HC Deb 10 May 1911 vol 25 cc1218-20
Mr. KEIR HARDIE

I ask leave to introduce a Bill "to make provision for work or maintenance being given to the unemployed." A word of explanation is due to the House for taking this means of introducing the Bill. There are other Bills before the House which deal with unemployment, and had this measure proceeded on the same or similar lines I should have introduced it in a less formal manner. But this Bill seeks to set up quite a new and distinct principle in modern politics. The title is the "Right to Work Bill." It is to make provision for work being given to the unemployed. We submit that in the provisions of this measure we are seeking to modernise a very old right conferred on Englishmen by the statute of Elizabeth 43, chapter 2. On that measure the whole of our modern Poor Law system has grown up, and unquestionably the foundation of that system was not the provision of monetary assistance, but the provision of work for the able-bodied and destitute poor. The provisions of the Bill are few and explicit. In the first three clauses machinery is established for registering the genuine unemployed. A person who has been seven days on the Labour Exchange register without suitable employment having been found for him is then entitled to apply to have his name transferred from the Labour Exchange register to the unemployed register. Only British subjects are eligible to make such application. At the end of seven days from the name being registered on the unemployed list, the public authorities, State and local, are under obligation either to provide suitable employment or to find such maintenance for the unemployed person and his dependants as the medical officer of the district may certify to be necessary to maintain them in physical efficiency.

The subsequent Clauses provide for the training of the unfit, and the compulsory detention of the worthless and undesirable. The cost of the whole of the provisions of the Bill is divided between the local authorities and the Treasury. Under the Bill the total cost of carrying it into operation, which falls upon local authorities, must not exceed a penny in the pound on the ratable value in the course of one year, the whole of the remainder, whatever the amount, falling upon the Treasury. I desire it to be understood that in suggesting the provision of work we are not thinking of relief works hurriedly arranged for in order to meet crises when unemployment comes upon us. The underlying feature of the Bill is that great undertakings of public utility and Government Contracts, shall be arranged in advance, and held in readiness to be launched when unemployment begins to overtake us. Nor are we desirous to establish a set of people who will be maintained in idleness out of public funds. Our provisions with regard to maintenance are intended more in the nature of a spur to stimulate Government Departments and public authorities to provide work, knowing that unless such be done the unemployed have to be provided with maintenance from public funds. This measure does not conflict with any other Bills or proposals for dealing with unemployment. It is supplementary to the insurance scheme of the Chancellor of the Exchequer. It is supplementary to the proposals for regulating casual labour, dealing with boy labour, and other matters of that kind. We do not seek to stipulate how the State shall provide employment.
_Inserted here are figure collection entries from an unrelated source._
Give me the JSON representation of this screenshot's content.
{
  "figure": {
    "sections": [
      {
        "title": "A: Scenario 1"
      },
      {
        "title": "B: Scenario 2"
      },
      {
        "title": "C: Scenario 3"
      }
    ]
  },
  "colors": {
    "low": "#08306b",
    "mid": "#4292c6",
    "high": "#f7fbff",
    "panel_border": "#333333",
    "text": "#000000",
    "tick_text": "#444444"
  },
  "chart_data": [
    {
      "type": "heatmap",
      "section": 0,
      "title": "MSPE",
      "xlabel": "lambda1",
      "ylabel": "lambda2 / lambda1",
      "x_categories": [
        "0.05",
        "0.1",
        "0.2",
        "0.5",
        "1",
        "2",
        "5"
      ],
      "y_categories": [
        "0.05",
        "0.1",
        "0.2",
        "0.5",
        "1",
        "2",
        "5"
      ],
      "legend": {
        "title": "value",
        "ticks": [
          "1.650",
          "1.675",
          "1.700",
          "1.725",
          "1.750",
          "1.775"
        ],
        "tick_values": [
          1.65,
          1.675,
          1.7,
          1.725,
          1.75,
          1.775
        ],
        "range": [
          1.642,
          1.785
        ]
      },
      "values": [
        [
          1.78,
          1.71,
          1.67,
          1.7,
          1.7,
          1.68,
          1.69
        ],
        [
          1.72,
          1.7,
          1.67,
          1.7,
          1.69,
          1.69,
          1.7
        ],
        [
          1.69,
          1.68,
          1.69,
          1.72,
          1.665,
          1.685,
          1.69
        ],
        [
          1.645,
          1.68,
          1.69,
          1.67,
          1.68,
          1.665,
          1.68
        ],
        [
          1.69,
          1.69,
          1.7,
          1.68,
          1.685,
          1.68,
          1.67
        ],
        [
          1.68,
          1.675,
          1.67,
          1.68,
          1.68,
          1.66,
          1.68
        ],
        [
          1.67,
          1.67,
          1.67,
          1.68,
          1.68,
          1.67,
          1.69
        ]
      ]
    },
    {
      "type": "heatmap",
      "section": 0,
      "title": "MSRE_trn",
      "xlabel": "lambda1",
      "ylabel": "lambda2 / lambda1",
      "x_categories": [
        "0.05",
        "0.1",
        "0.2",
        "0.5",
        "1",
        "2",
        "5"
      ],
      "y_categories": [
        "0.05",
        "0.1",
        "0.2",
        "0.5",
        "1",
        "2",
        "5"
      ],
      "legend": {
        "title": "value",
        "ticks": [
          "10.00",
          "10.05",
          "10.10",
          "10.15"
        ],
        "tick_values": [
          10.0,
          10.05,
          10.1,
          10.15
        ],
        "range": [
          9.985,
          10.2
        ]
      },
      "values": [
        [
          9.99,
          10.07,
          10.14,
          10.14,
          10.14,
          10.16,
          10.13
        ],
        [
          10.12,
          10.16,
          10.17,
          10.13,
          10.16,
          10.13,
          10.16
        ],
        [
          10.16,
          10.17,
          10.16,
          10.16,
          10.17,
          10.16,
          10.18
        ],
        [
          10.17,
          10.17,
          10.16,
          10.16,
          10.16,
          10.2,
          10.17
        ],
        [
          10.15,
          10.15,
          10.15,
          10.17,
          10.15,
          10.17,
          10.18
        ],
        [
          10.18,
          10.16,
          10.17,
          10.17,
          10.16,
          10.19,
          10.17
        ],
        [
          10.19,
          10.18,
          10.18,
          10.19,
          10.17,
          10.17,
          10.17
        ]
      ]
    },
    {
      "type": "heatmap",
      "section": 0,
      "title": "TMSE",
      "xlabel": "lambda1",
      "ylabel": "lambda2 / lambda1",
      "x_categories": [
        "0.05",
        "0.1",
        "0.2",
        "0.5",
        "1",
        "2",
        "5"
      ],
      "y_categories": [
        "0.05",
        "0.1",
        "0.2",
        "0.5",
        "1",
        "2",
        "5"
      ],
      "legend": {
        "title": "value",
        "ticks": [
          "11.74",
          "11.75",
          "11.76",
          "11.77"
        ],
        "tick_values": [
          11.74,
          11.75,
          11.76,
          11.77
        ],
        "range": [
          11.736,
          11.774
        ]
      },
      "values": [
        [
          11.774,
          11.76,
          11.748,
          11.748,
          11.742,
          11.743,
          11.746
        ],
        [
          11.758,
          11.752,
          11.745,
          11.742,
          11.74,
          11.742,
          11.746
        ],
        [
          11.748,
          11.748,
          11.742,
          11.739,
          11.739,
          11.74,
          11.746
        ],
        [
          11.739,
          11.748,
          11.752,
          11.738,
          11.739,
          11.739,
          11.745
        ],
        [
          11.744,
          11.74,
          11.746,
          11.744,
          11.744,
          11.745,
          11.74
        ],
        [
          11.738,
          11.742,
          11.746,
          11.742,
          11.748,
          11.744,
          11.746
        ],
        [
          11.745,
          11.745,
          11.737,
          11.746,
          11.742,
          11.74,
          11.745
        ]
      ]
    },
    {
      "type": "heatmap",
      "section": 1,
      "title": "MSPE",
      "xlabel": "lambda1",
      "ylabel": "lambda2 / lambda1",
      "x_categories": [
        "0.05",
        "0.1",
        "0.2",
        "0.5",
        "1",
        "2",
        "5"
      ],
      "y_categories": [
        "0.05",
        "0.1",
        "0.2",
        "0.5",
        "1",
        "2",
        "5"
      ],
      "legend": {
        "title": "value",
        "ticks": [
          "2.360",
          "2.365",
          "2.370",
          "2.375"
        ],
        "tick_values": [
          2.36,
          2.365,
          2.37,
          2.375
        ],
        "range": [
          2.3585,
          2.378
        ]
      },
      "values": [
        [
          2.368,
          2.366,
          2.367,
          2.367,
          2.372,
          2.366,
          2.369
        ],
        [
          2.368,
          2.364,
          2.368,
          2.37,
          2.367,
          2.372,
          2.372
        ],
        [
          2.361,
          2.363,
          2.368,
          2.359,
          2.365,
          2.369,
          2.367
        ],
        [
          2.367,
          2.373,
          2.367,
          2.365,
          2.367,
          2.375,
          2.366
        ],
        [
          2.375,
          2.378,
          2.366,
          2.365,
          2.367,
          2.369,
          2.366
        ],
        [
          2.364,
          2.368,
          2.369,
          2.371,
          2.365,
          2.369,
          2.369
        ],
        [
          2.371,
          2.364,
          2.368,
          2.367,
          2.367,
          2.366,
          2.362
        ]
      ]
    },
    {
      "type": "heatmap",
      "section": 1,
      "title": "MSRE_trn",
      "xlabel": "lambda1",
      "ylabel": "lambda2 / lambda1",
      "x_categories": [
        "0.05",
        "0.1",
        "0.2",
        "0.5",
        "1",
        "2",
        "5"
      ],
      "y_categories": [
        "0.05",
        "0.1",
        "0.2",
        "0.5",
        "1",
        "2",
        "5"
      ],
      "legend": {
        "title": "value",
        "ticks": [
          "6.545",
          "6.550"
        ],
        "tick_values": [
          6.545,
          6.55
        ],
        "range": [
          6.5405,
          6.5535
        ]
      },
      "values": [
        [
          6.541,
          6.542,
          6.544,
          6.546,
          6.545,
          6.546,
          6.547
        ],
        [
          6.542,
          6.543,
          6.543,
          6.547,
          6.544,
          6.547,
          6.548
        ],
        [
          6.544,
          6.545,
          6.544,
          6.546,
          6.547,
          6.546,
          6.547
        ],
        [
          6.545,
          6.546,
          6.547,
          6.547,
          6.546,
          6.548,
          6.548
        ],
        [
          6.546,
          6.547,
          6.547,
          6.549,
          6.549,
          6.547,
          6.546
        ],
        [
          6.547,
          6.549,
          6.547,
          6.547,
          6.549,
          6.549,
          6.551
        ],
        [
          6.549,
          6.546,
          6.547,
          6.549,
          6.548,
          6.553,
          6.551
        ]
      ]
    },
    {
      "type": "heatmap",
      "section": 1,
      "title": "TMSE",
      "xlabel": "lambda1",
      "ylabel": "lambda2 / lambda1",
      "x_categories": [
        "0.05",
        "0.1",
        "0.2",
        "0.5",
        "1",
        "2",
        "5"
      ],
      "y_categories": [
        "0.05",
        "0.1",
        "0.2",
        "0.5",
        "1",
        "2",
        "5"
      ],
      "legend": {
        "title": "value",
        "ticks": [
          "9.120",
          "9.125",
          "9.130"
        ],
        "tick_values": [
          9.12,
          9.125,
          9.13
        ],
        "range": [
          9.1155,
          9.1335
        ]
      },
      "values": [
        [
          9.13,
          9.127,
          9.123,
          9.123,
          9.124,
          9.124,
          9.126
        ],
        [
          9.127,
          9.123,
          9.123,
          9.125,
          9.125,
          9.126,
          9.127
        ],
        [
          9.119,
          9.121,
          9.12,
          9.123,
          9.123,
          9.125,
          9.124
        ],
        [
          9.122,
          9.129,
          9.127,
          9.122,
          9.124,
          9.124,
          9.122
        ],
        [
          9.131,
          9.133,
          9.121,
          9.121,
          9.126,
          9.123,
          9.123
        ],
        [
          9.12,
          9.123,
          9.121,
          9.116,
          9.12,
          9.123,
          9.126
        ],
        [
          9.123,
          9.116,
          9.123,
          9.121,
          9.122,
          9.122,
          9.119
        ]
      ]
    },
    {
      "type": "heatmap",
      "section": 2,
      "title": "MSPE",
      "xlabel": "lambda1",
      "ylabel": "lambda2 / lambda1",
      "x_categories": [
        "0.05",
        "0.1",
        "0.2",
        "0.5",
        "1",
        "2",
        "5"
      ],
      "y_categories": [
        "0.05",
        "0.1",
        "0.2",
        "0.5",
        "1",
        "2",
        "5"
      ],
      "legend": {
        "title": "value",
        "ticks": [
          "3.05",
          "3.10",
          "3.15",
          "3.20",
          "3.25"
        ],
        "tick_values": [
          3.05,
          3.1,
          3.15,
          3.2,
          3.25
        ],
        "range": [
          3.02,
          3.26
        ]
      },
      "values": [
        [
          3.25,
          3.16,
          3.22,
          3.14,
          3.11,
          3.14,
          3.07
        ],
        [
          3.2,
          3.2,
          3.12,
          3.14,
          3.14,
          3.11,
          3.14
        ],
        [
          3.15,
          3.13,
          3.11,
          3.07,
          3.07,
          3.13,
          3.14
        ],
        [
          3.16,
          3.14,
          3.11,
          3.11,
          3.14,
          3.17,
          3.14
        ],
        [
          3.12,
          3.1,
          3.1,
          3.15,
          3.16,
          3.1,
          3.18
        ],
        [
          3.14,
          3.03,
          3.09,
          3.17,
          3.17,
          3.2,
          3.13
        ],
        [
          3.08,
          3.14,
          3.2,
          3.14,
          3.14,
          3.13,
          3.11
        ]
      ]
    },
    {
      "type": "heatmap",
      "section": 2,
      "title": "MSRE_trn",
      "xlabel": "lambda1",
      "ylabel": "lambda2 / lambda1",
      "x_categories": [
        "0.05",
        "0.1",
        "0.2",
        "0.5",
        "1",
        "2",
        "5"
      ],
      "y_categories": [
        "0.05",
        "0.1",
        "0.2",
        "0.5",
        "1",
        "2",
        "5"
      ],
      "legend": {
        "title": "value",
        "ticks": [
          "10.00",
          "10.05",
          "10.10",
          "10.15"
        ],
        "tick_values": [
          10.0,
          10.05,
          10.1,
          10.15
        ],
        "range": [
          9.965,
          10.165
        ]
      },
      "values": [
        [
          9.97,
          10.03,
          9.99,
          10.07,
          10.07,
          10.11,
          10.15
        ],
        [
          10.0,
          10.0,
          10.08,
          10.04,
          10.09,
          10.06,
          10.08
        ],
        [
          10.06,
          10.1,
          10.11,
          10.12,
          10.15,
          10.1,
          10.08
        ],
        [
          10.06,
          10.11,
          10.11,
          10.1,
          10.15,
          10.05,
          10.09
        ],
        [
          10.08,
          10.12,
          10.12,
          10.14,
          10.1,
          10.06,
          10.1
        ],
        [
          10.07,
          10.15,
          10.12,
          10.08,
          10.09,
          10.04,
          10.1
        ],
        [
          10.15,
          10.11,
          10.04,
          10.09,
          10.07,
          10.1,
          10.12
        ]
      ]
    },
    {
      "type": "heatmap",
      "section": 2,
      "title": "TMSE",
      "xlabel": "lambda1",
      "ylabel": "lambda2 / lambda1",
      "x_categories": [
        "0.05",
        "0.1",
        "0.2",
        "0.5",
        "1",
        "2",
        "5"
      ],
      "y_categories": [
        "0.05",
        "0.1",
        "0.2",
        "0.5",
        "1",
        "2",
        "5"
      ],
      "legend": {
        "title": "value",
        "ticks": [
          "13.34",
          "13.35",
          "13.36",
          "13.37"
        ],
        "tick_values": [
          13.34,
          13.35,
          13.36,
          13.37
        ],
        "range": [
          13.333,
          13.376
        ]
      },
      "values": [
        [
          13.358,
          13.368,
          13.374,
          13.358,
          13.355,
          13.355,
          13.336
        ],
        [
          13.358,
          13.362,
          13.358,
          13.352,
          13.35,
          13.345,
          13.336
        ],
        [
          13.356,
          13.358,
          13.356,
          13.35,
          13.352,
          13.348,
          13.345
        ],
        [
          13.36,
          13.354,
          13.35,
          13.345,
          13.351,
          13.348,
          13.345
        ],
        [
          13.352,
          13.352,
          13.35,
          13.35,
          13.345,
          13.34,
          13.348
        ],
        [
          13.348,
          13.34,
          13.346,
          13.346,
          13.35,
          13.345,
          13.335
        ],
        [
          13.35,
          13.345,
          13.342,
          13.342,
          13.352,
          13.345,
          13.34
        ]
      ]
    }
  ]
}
We confer on the individual the right to demand employment or maintenance, leaving the State to take the necessary action to carry out its obligations.

These, in brief, are the main provisions of the Bill, and we are in hope that since the present boom in trade is already beginning to show signs of exhaustion some measure on these lines will be adopted by the Government and carried into law, so, that when unemployment again becomes prevalent the country may be spared the humiliating spectacle of tens of thousands of honest men and women being deprived of the opportunity of making a living or of the right to work.

Question, "That leave be given to bring in a Bill to make provision for work or maintenance being given to the unemployed," put, and agreed to.

Bill ordered to be brought in by Mr. Keir Hardie, Mr. Ramsay Macdonald, Mr. Barnes, Mr. Crooks, Mr. Enoch Edwards, Mr. Fred Hall, Mr. Arthur Henderson, Mr. William Johnson, Mr. Lansbury, Mr. O'Grady, and Mr. Tyson Wilson. Presented accordingly, and read the first tune; to be read a second time upon Wednesday, 24th May, and to be printed.